Totes Kind am Airport-Klo: Mutter studiert Medizin

Bild: Flughafen Wien

Neue Details rund um den schrecklichen Tod eines Kindes (es war ein Mädchen) am Schwechater Flughafen: Die Mutter (27) wurde einvernommen, sagt das Baby sei fix tot gewesen. Jetzt wird die Nigerianerin in die Justizanstalt Korneuburg eingeliefert und dem U-Richter vorgeführt.

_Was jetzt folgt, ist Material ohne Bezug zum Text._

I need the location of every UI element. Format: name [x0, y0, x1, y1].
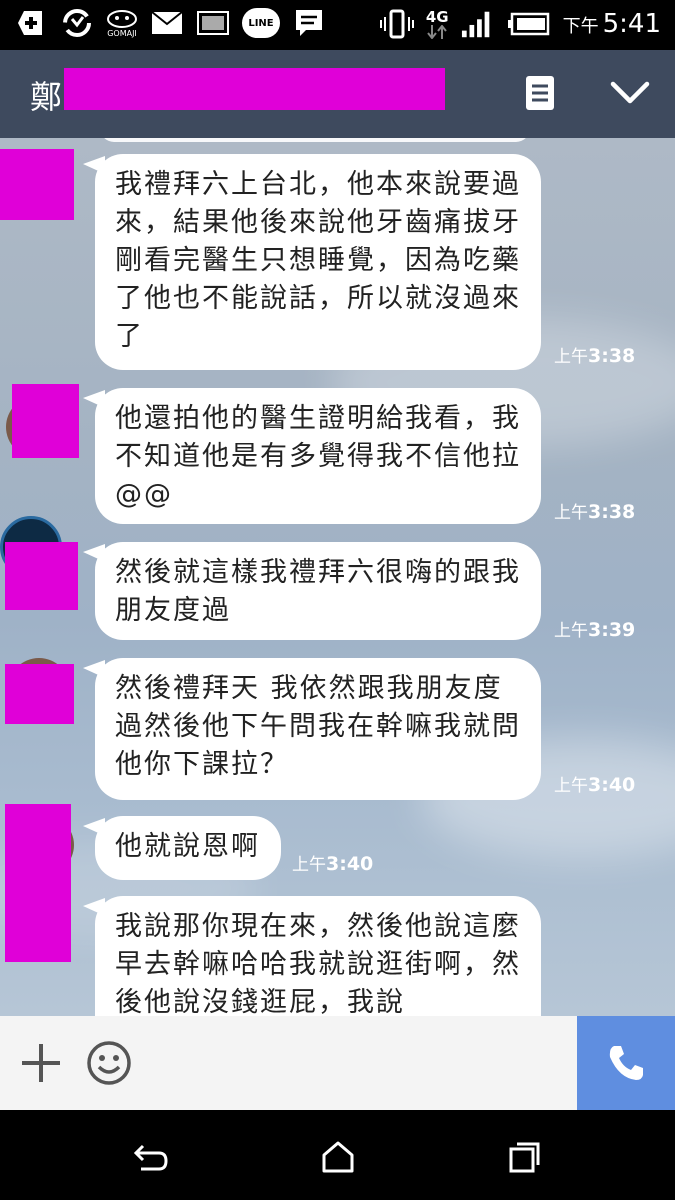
avatar[interactable] — [0, 149, 74, 220]
smiley-icon[interactable] — [86, 1040, 132, 1086]
avatar[interactable] — [5, 542, 78, 610]
timestamp-time: 3:39 — [588, 619, 636, 641]
timestamp-time: 3:38 — [588, 501, 636, 523]
clock-prefix: 下午 — [562, 16, 599, 37]
timestamp-time: 3:38 — [588, 345, 636, 367]
message-text: 他還拍他的醫生證明給我看，我不知道他是有多覺得我不信他拉@@ — [115, 403, 521, 510]
message-bubble[interactable]: 他還拍他的醫生證明給我看，我不知道他是有多覺得我不信他拉@@ — [95, 388, 541, 524]
timestamp-prefix: 上午 — [554, 776, 588, 796]
chat-header: 鄭 — [0, 50, 675, 138]
message-text: 我說那你現在來，然後他說這麼早去幹嘛哈哈我就說逛街啊，然後他說沒錢逛屁，我說 — [115, 911, 521, 1016]
chat-area[interactable]: 我禮拜六上台北，他本來說要過來，結果他後來說他牙齒痛拔牙剛看完醫生只想睡覺，因為… — [0, 138, 675, 1016]
network-type: 4G — [425, 7, 449, 26]
gomaji-label: GOMAJI — [107, 28, 137, 38]
back-icon[interactable] — [133, 1140, 169, 1174]
chevron-down-icon[interactable] — [610, 80, 650, 108]
message-text: 然後就這樣我禮拜六很嗨的跟我朋友度過 — [115, 557, 521, 626]
message-bubble[interactable]: 我禮拜六上台北，他本來說要過來，結果他後來說他牙齒痛拔牙剛看完醫生只想睡覺，因為… — [95, 154, 541, 370]
add-notification-icon — [14, 6, 48, 40]
message-text: 他就說恩啊 — [115, 831, 260, 862]
image-icon — [196, 6, 230, 40]
timestamp-time: 3:40 — [326, 853, 374, 875]
timestamp-prefix: 上午 — [554, 347, 588, 367]
status-bar: GOMAJI LINE 4G 下午 5:41 — [0, 0, 675, 50]
plus-icon[interactable] — [20, 1042, 62, 1084]
name-redaction — [64, 68, 445, 110]
avatar[interactable] — [12, 384, 79, 458]
phone-icon — [609, 1046, 643, 1080]
battery-icon — [507, 7, 551, 41]
home-icon[interactable] — [321, 1140, 357, 1174]
message-timestamp: 上午3:38 — [554, 342, 635, 367]
recent-apps-icon[interactable] — [508, 1140, 544, 1174]
avatar[interactable] — [5, 664, 74, 724]
timestamp-prefix: 上午 — [554, 621, 588, 641]
sync-icon — [60, 6, 94, 40]
message-timestamp: 上午3:40 — [292, 850, 373, 875]
message-bubble[interactable]: 然後禮拜天 我依然跟我朋友度過然後他下午問我在幹嘛我就問他你下課拉？ — [95, 658, 541, 800]
avatar[interactable] — [5, 804, 71, 962]
message-bubble[interactable]: 然後就這樣我禮拜六很嗨的跟我朋友度過 — [95, 542, 541, 640]
message-bubble[interactable]: 我說那你現在來，然後他說這麼早去幹嘛哈哈我就說逛街啊，然後他說沒錢逛屁，我說 — [95, 896, 541, 1016]
message-text: 然後禮拜天 我依然跟我朋友度過然後他下午問我在幹嘛我就問他你下課拉？ — [115, 673, 521, 780]
clock: 下午 5:41 — [563, 9, 661, 39]
message-bubble[interactable]: 他就說恩啊 — [95, 816, 281, 880]
network-indicator: 4G — [425, 7, 449, 39]
line-app-icon: LINE — [242, 8, 280, 38]
system-nav-bar — [0, 1110, 675, 1200]
previous-message-edge — [100, 138, 530, 142]
message-timestamp: 上午3:39 — [554, 616, 635, 641]
message-icon — [292, 6, 326, 40]
timestamp-time: 3:40 — [588, 774, 636, 796]
note-icon[interactable] — [526, 76, 554, 112]
line-label: LINE — [248, 17, 274, 29]
mail-icon — [150, 6, 184, 40]
timestamp-prefix: 上午 — [292, 855, 326, 875]
message-timestamp: 上午3:40 — [554, 771, 635, 796]
message-timestamp: 上午3:38 — [554, 498, 635, 523]
call-button[interactable] — [577, 1016, 675, 1110]
clock-time: 5:41 — [602, 9, 661, 39]
vibrate-icon — [379, 7, 414, 41]
timestamp-prefix: 上午 — [554, 503, 588, 523]
message-input-bar[interactable] — [0, 1016, 675, 1110]
contact-name: 鄭 — [30, 78, 63, 116]
message-text: 我禮拜六上台北，他本來說要過來，結果他後來說他牙齒痛拔牙剛看完醫生只想睡覺，因為… — [115, 169, 521, 352]
gomaji-icon: GOMAJI — [106, 9, 138, 38]
signal-icon — [461, 7, 495, 41]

Um 18.30 Uhr war am Freitag die schwierige Einvernahme von Agata A. (27) zu Ende. Ihr Anwalt Wolfgang Blaschitz: "Sie war bei der Befragung in einem schlechten Zustand." Die Nigerianerin wird noch heute, einen Tag vor ihrem 28. Geburtstag, in die Justizanstalt Korneuburg (NÖ) eingeliefert. "Wir haben Antrag auf Untersuchungshaft gestellt", bestätigt Staatsanwalt Friedrich Köhl. 

Die 27-Jährige war von Weißrussland (dort studiert sie Medizin) zu einem 3-Tages-Kongress nach Washington unterwegs gewesen. Am Flughafen Wien brachte sie dann das Mädchen zur Welt, warf es in den Mistkübel, wurde dann von der Polizei am Terminal aufgefunden. Wie exklusiv berichtet, starb die Kleine dann im SMZ-Ost, auch die blutende Afrikanerin musste ins AKH gebracht werden. Am nächsten Tag wurde sie dann zur Einvernahme zur Polizei in Schwechat gebracht. Laut Star-Verteidiger Blaschitz war die Studentin der Meinung, der Säugling sei tot.

Laut Mutter wäre der planmäßige Geburtstermin erst im Dezember gewesen. Es kann aber auch sein, dass die 27-Jährige vor hatte, das Kind in den USA zur Welt zu bringen (Anm.: Damit hätte das Mädchen automatisch Anspruch auf die US-Staatsbürgerschaft gehabt, Birthright citizenship). Die entscheidende Frage ist aber: War das Kind überlebensfähig? Wenn ja, drohen der Mutter bis zu fünf Jahre Haft. Wenn nicht bleiben - aus juristischer Sicht - nicht viele Anklagepunkte über. "Das geht dann in Richtung Störung der Totenruhe", sagt Advokat Blaschitz.